Download or read book Machine Learning and Data Science in the Oil and Gas Industry written by Patrick Bangert and published by Gulf Professional Publishing. This book was released on 2021-03-04 with total page 290 pages. Available in PDF, EPUB and Kindle. Book excerpt: Machine Learning and Data Science in the Oil and Gas Industry explains how machine learning can be specifically tailored to oil and gas use cases. Petroleum engineers will learn when to use machine learning, how it is already used in oil and gas operations, and how to manage the data stream moving forward. Practical in its approach, the book explains all aspects of a data science or machine learning project, including the managerial parts of it that are so often the cause for failure. Several real-life case studies round out the book with topics such as predictive maintenance, soft sensing, and forecasting. Viewed as a guide book, this manual will lead a practitioner through the journey of a data science project in the oil and gas industry circumventing the pitfalls and articulating the business value. - Chart an overview of the techniques and tools of machine learning including all the non-technological aspects necessary to be successful - Gain practical understanding of machine learning used in oil and gas operations through contributed case studies - Learn change management skills that will help gain confidence in pursuing the technology - Understand the workflow of a full-scale project and where machine learning benefits (and where it does not)
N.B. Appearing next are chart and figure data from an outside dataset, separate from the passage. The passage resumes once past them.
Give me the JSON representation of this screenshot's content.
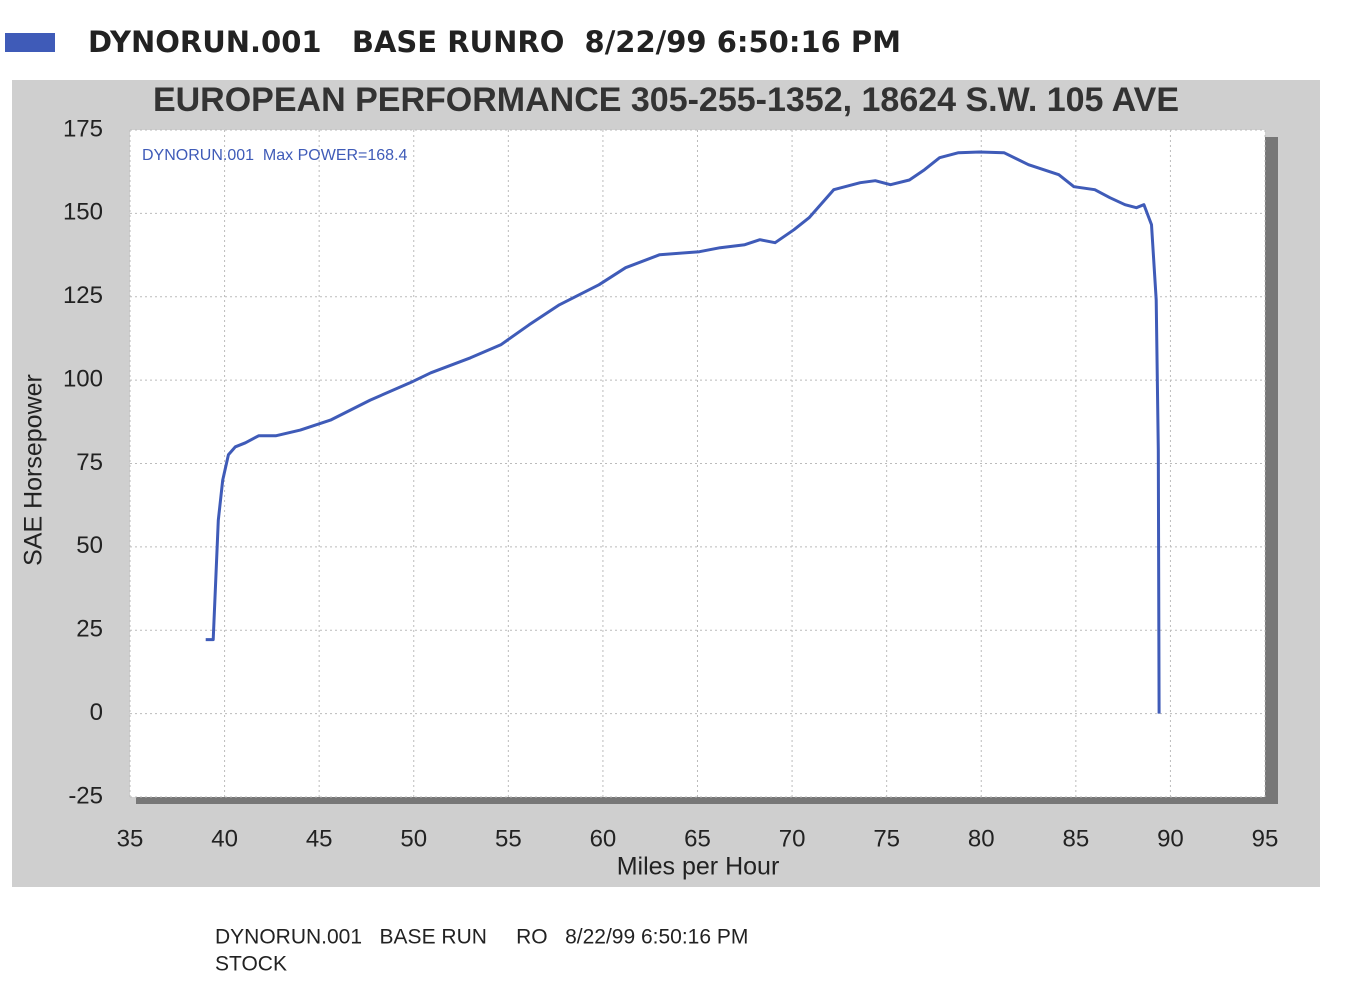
{
  "chart_data": {
    "type": "line",
    "title": "EUROPEAN PERFORMANCE 305-255-1352, 18624 S.W. 105 AVE",
    "annotation": "DYNORUN.001  Max POWER=168.4",
    "x_label": "Miles per Hour",
    "y_label": "SAE Horsepower",
    "x": [
      39.0,
      39.4,
      39.67,
      39.9,
      40.2,
      40.57,
      41.1,
      41.8,
      42.7,
      44.0,
      45.6,
      47.7,
      49.8,
      50.9,
      53.0,
      54.6,
      56.1,
      57.7,
      59.8,
      61.2,
      63.0,
      65.1,
      66.2,
      67.5,
      68.3,
      69.1,
      70.1,
      70.9,
      72.2,
      73.6,
      74.4,
      75.2,
      76.2,
      77.0,
      77.8,
      78.8,
      79.9,
      81.2,
      82.5,
      84.1,
      84.9,
      86.0,
      86.8,
      87.6,
      88.2,
      88.6,
      89.0,
      89.25,
      89.36,
      89.4
    ],
    "series": [
      {
        "name": "DYNORUN.001   BASE RUNRO  8/22/99 6:50:16 PM",
        "color": "#3f5bb8",
        "values": [
          22.2,
          22.2,
          58,
          70,
          77.6,
          80,
          81.2,
          83.3,
          83.3,
          85,
          88,
          94,
          99.2,
          102.2,
          106.7,
          110.6,
          116.6,
          122.6,
          128.6,
          133.7,
          137.6,
          138.5,
          139.7,
          140.6,
          142.1,
          141.2,
          145.1,
          148.7,
          157.1,
          159.2,
          159.8,
          158.6,
          160,
          163.1,
          166.7,
          168.2,
          168.4,
          168.2,
          164.6,
          161.6,
          158,
          157.1,
          154.7,
          152.6,
          151.7,
          152.6,
          146.6,
          124.1,
          79.1,
          0
        ]
      }
    ],
    "xlim": [
      35,
      95
    ],
    "xticks": [
      35,
      40,
      45,
      50,
      55,
      60,
      65,
      70,
      75,
      80,
      85,
      90,
      95
    ],
    "ylim": [
      -25,
      175
    ],
    "yticks": [
      -25,
      0,
      25,
      50,
      75,
      100,
      125,
      150,
      175
    ],
    "grid": true
  },
  "footer": {
    "line1": "DYNORUN.001   BASE RUN     RO   8/22/99 6:50:16 PM",
    "line2": "STOCK"
  }
}
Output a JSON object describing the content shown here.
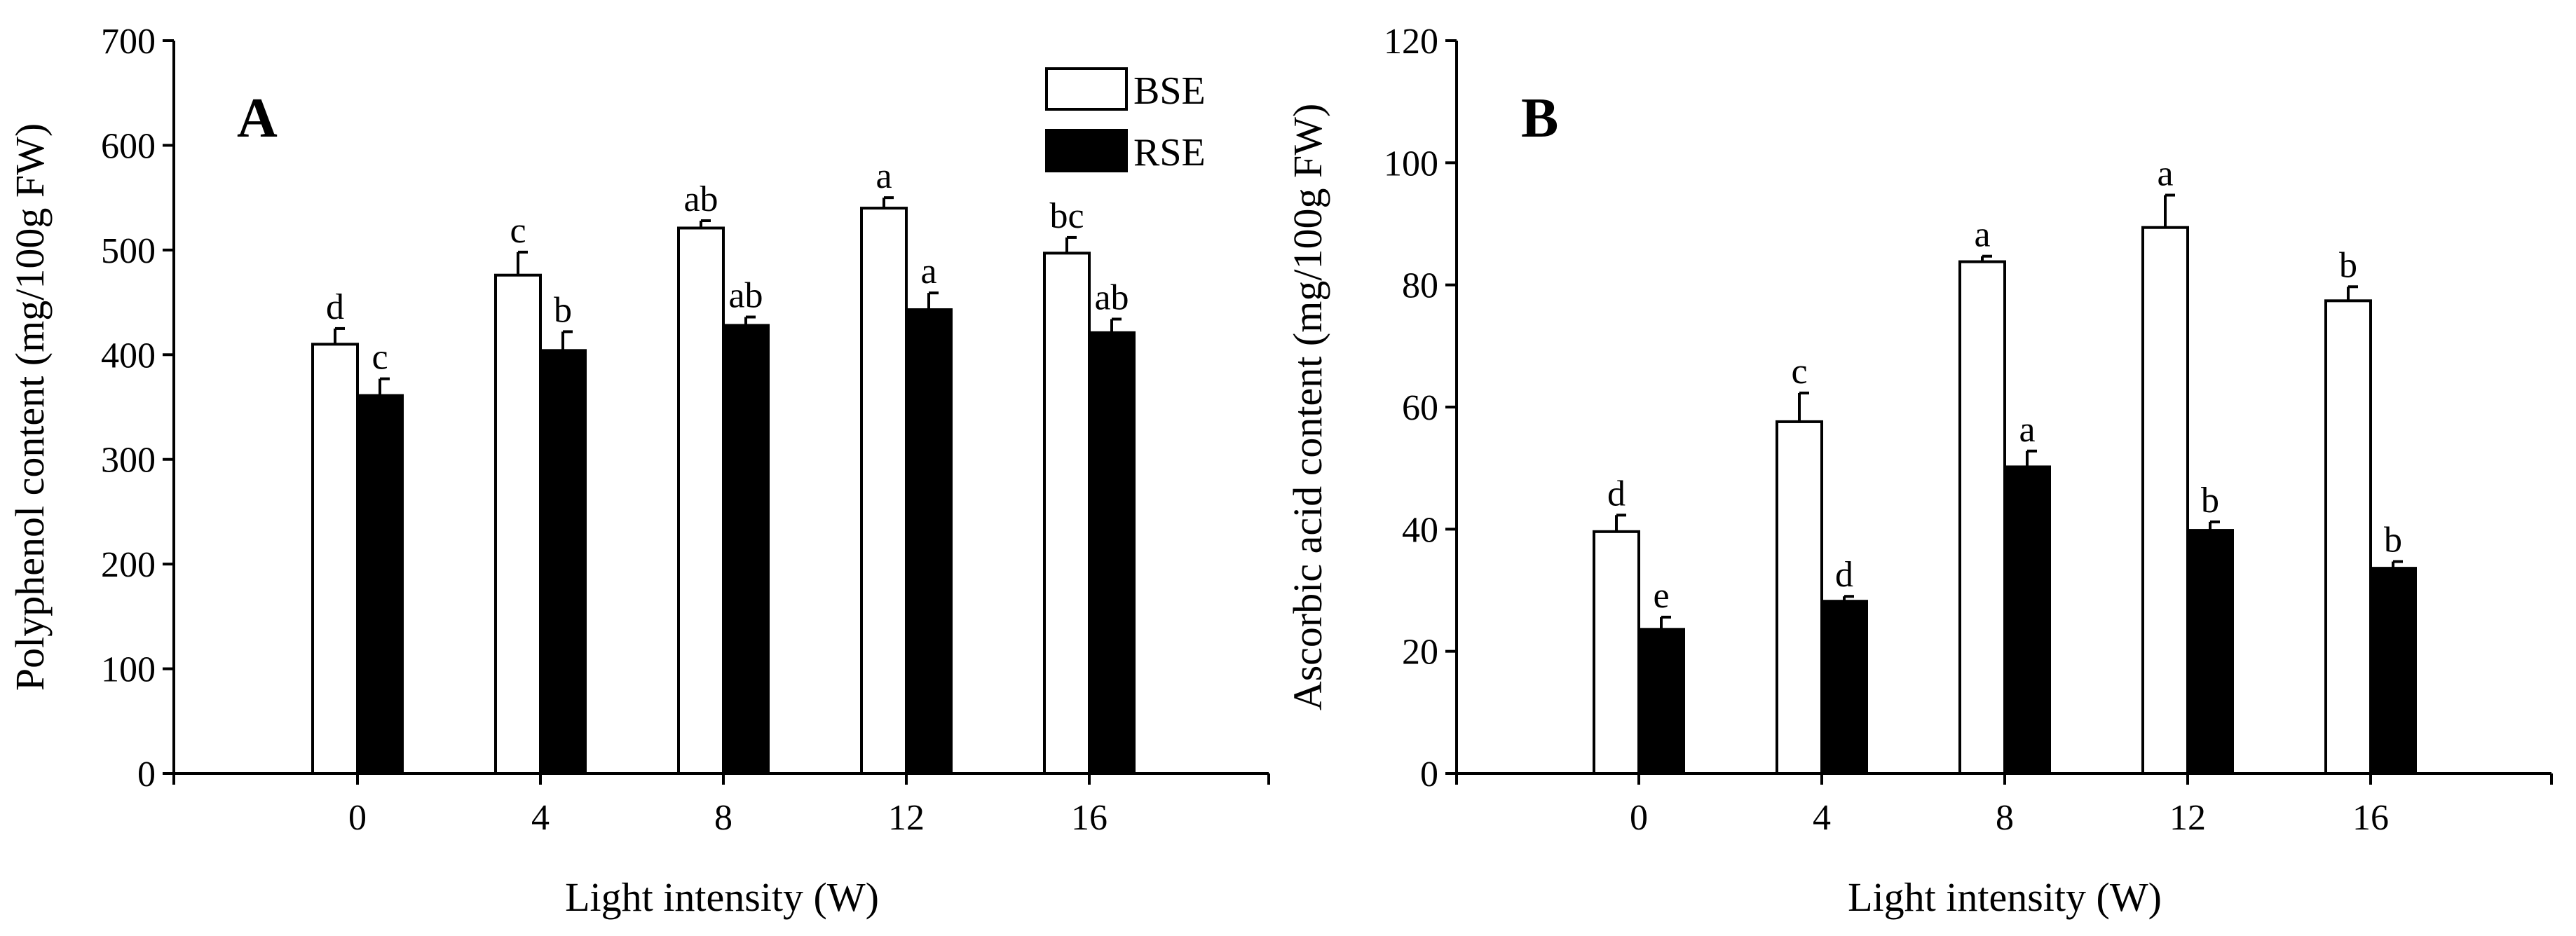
{
  "legend": {
    "series": [
      {
        "name": "BSE",
        "fill": "#ffffff"
      },
      {
        "name": "RSE",
        "fill": "#000000"
      }
    ],
    "placement": "top-right of panel A"
  },
  "chart_data": [
    {
      "type": "bar",
      "panel": "A",
      "title": "",
      "xlabel": "Light intensity (W)",
      "ylabel": "Polyphenol content (mg/100g FW)",
      "ylim": [
        0,
        700
      ],
      "yticks": [
        0,
        100,
        200,
        300,
        400,
        500,
        600,
        700
      ],
      "categories": [
        "0",
        "4",
        "8",
        "12",
        "16"
      ],
      "series": [
        {
          "name": "BSE",
          "values": [
            410,
            476,
            521,
            540,
            497
          ],
          "errors": [
            15,
            22,
            7,
            10,
            15
          ],
          "labels": [
            "d",
            "c",
            "ab",
            "a",
            "bc"
          ]
        },
        {
          "name": "RSE",
          "values": [
            361,
            404,
            428,
            443,
            421
          ],
          "errors": [
            16,
            18,
            8,
            16,
            13
          ],
          "labels": [
            "c",
            "b",
            "ab",
            "a",
            "ab"
          ]
        }
      ]
    },
    {
      "type": "bar",
      "panel": "B",
      "title": "",
      "xlabel": "Light intensity (W)",
      "ylabel": "Ascorbic acid content (mg/100g FW)",
      "ylim": [
        0,
        120
      ],
      "yticks": [
        0,
        20,
        40,
        60,
        80,
        100,
        120
      ],
      "categories": [
        "0",
        "4",
        "8",
        "12",
        "16"
      ],
      "series": [
        {
          "name": "BSE",
          "values": [
            39.6,
            57.6,
            83.8,
            89.4,
            77.4
          ],
          "errors": [
            2.7,
            4.7,
            0.9,
            5.3,
            2.3
          ],
          "labels": [
            "d",
            "c",
            "a",
            "a",
            "b"
          ]
        },
        {
          "name": "RSE",
          "values": [
            23.6,
            28.2,
            50.2,
            39.8,
            33.6
          ],
          "errors": [
            2.0,
            0.8,
            2.6,
            1.4,
            1.1
          ],
          "labels": [
            "e",
            "d",
            "a",
            "b",
            "b"
          ]
        }
      ]
    }
  ]
}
Data Science and Analytics

Download Data Science and Analytics PDF Online Free

Author :
Publisher : Springer
ISBN 13 : 9811085277
Total Pages : 666 pages
Book Rating : 4.8/5 (11 download)

DOWNLOAD NOW!


Book Synopsis Data Science and Analytics by : Brajendra Panda

Download or read book Data Science and Analytics written by Brajendra Panda and published by Springer. This book was released on 2018-03-07 with total page 666 pages. Available in PDF, EPUB and Kindle. Book excerpt: This book constitutes the refereed proceedings of the 4th International Conference on Recent Developments in Science, Engineering and Technology, REDSET 2017, held in Gurgaon, India, in October 2017. The 66 revised full papers presented were carefully reviewed and selected from 329 submissions. The papers are organized in topical sections on big data analysis, data centric programming, next generation computing, social and web analytics, security in data science analytics.